Monday, October 22, 2007

NASA Wants To Destroy Safety Data

If the government collected data that indicated that air safety was more risky than previously thought, would you expect it to destroy the data?

That's exactly what is happening at NASA!

Anxious to avoid upsetting air travelers, NASA is withholding results from an unprecedented national survey of pilots that found safety problems like near collisions and runway interference occur far more frequently than the government previously recognized.

Just last week, NASA ordered the contractor that conducted the survey to purge all related data from its computers. NASA directed its contractor Battelle Memorial Institute, along with subcontractors, on Thursday to return any project information and then purge it from their computers before October 30.

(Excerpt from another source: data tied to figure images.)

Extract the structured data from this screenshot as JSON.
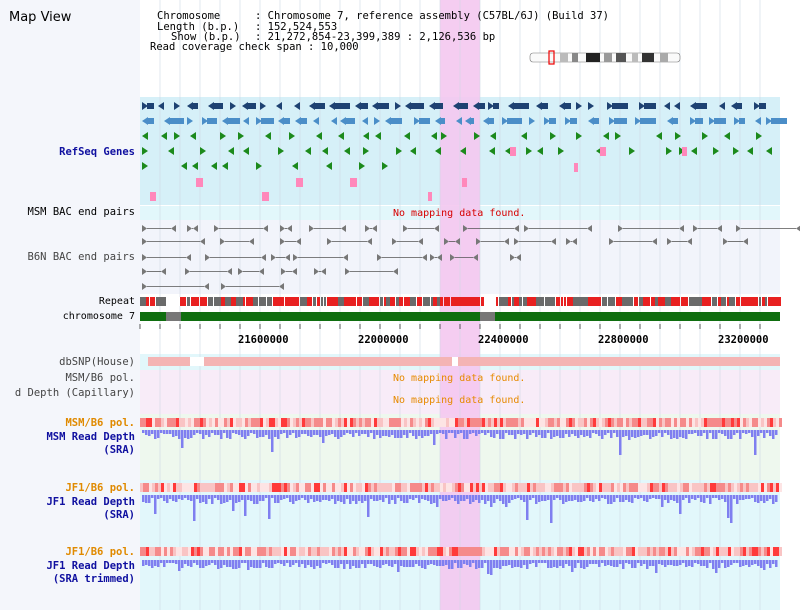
{
  "map_view": {
    "title": "Map View",
    "info": {
      "chromosome_key": "Chromosome",
      "chromosome_value": ": Chromosome 7, reference assembly (C57BL/6J) (Build 37)",
      "length_key": "Length (b.p.)",
      "length_value": ": 152,524,553",
      "show_key": "Show (b.p.)",
      "show_value": ": 21,272,854-23,399,389 : 2,126,536 bp",
      "coverage": "Read coverage check span : 10,000"
    }
  },
  "tracks": {
    "refseq_label": "RefSeq Genes",
    "msm_bac_label": "MSM BAC end pairs",
    "msm_bac_nodata": "No mapping data found.",
    "b6n_bac_label": "B6N BAC end pairs",
    "repeat_label": "Repeat",
    "chromosome_label": "chromosome 7",
    "dbsnp_label": "dbSNP(House)",
    "msm_b6_pol_cap_label": "MSM/B6 pol.",
    "msm_b6_pol_cap_nodata": "No mapping data found.",
    "depth_cap_label": "d Depth (Capillary)",
    "depth_cap_nodata": "No mapping data found.",
    "msm_b6_pol_label": "MSM/B6 pol.",
    "msm_depth_label_1": "MSM Read Depth",
    "msm_depth_label_2": "(SRA)",
    "jf1_b6_pol_label": "JF1/B6 pol.",
    "jf1_depth_label_1": "JF1 Read Depth",
    "jf1_depth_label_2": "(SRA)",
    "jf1_b6_pol2_label": "JF1/B6 pol.",
    "jf1_trim_label_1": "JF1 Read Depth",
    "jf1_trim_label_2": "(SRA trimmed)"
  },
  "axis": {
    "ticks": [
      "21600000",
      "22000000",
      "22400000",
      "22800000",
      "23200000"
    ]
  },
  "colors": {
    "gene_dark": "#1e4272",
    "gene_mid": "#4b8ec8",
    "gene_green": "#1c8a1c",
    "gene_pink": "#ff88bb",
    "highlight": "#f4c8f0",
    "track_blue": "#d6f0f8",
    "bac_bg": "#f2f4fb",
    "repeat_red": "#e82020",
    "repeat_gray": "#6a6a6a",
    "chrom_green": "#0f6e0f",
    "depth_blue": "#7f7ff0",
    "pol_red": "#ff3a3a",
    "label_blue": "#1010a0",
    "label_orange": "#e08a00"
  }
}
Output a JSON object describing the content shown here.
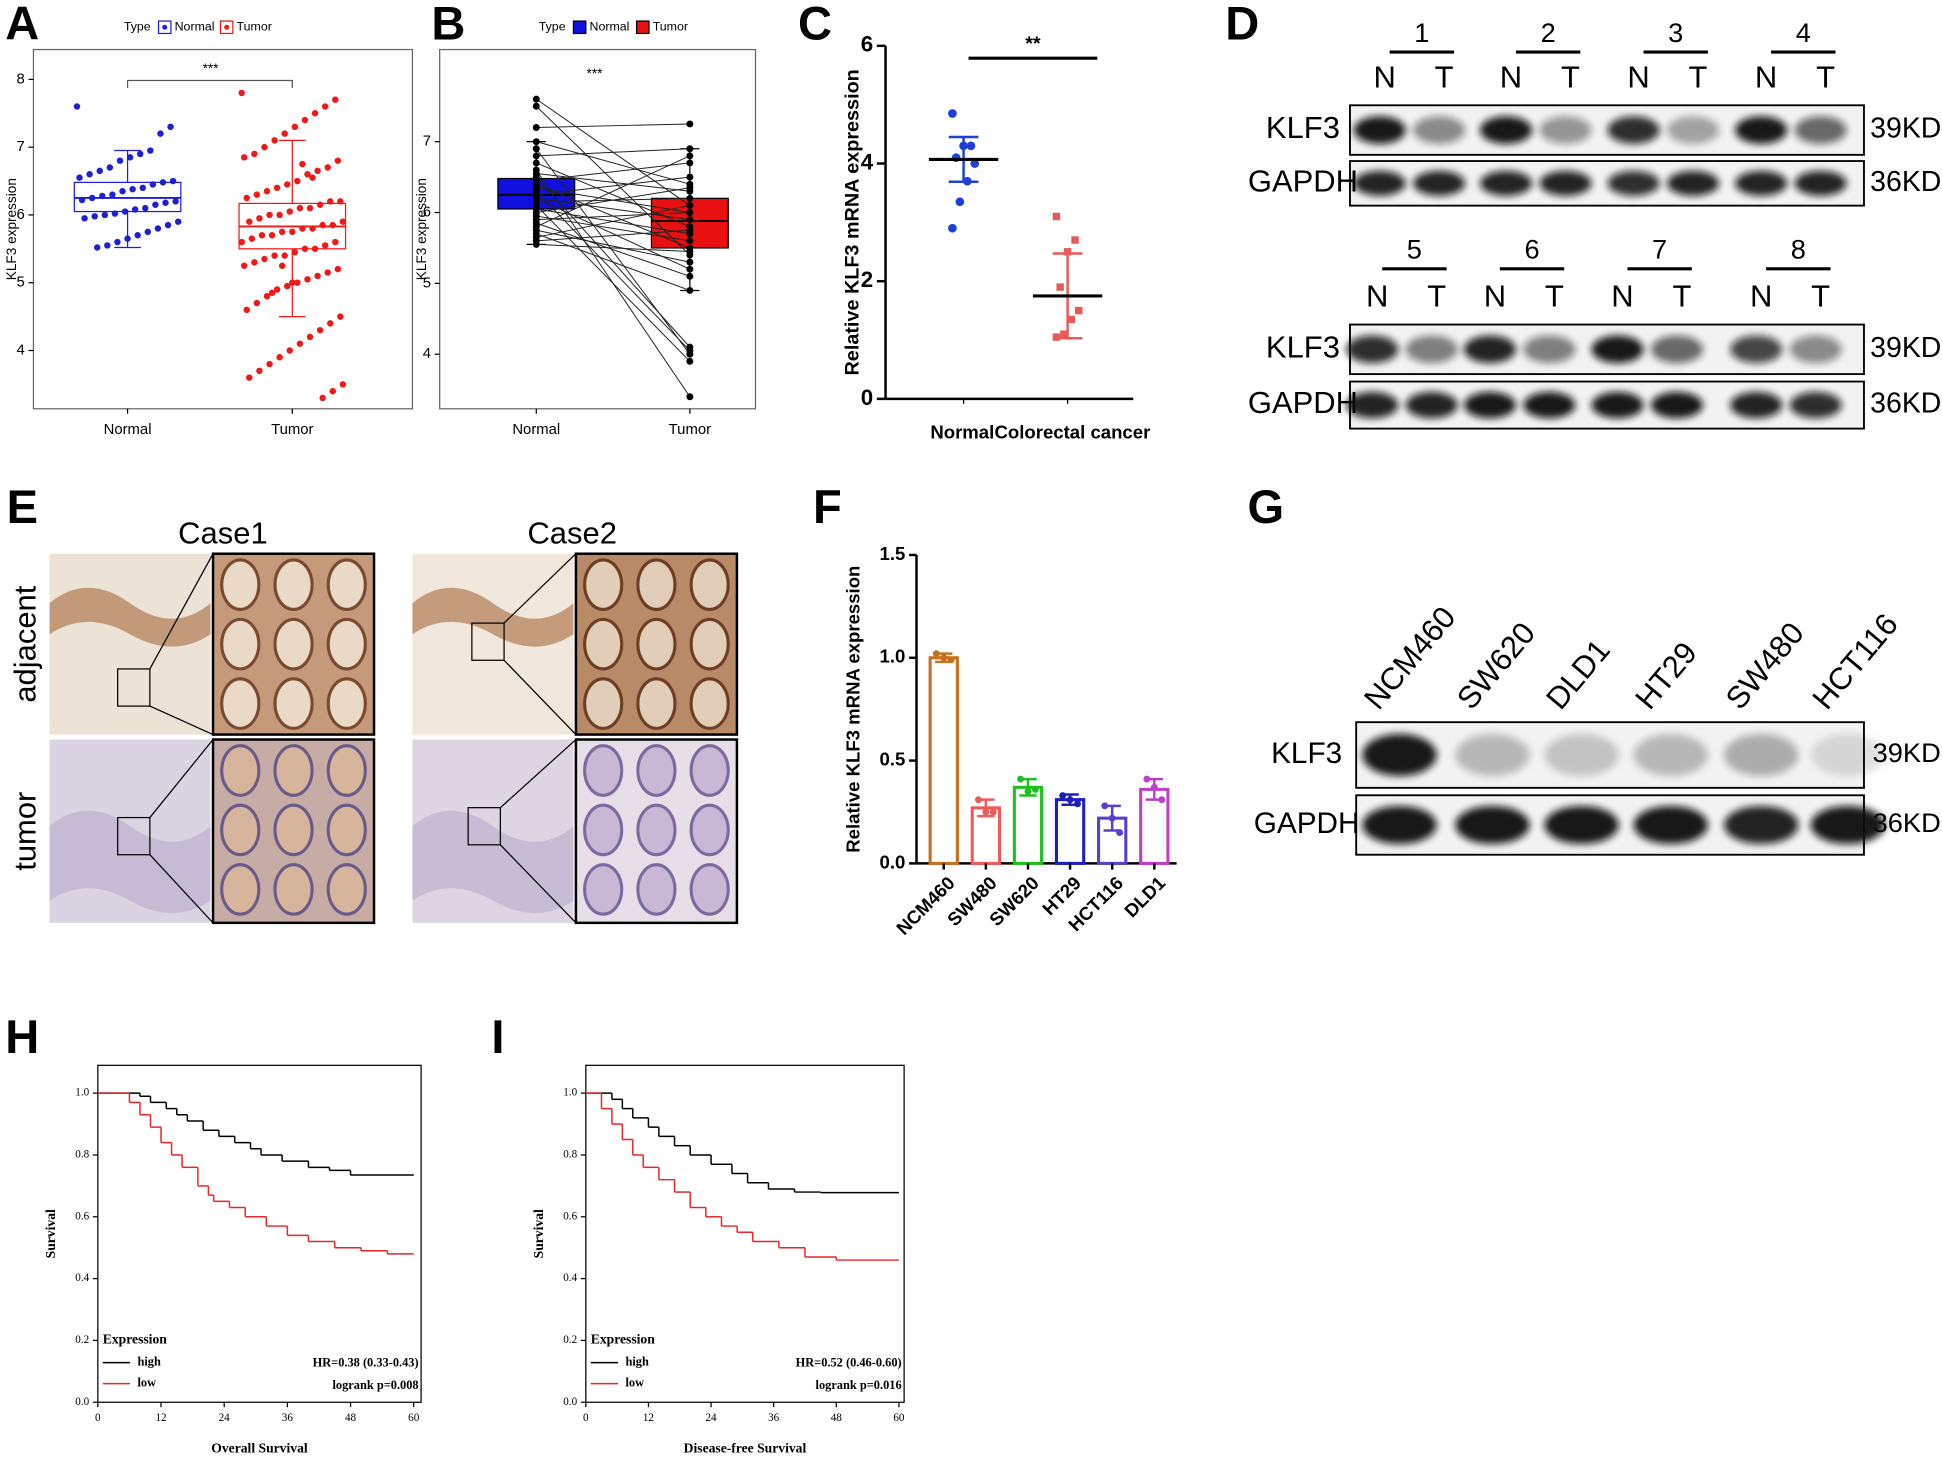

NASA said nothing it discovered in the survey warranted notifying the Federal Aviation Administration immediately.

In its space program, NASA has a deadly history of playing down safety issues. Investigators blamed the 1986 and 2003 shuttle disasters on poor decision making, budget cuts and improperly minimizing risks.

A senior NASA official, associate administrator Thomas S. Luedtke, said revealing the findings could damage the public's confidence in airlines and affect airline profits.

"If the airlines aren't safe I want to know about it," said Rep. Brad Miller, D-North Carolina, chairman of the House Science and Technology investigations and oversight subcommittee. "I would rather not feel a false sense of security because they don't tell us."

So... the reason the data is being destroyed is that it might "affect airline profits"?

Doesn't sound like a good reason to me!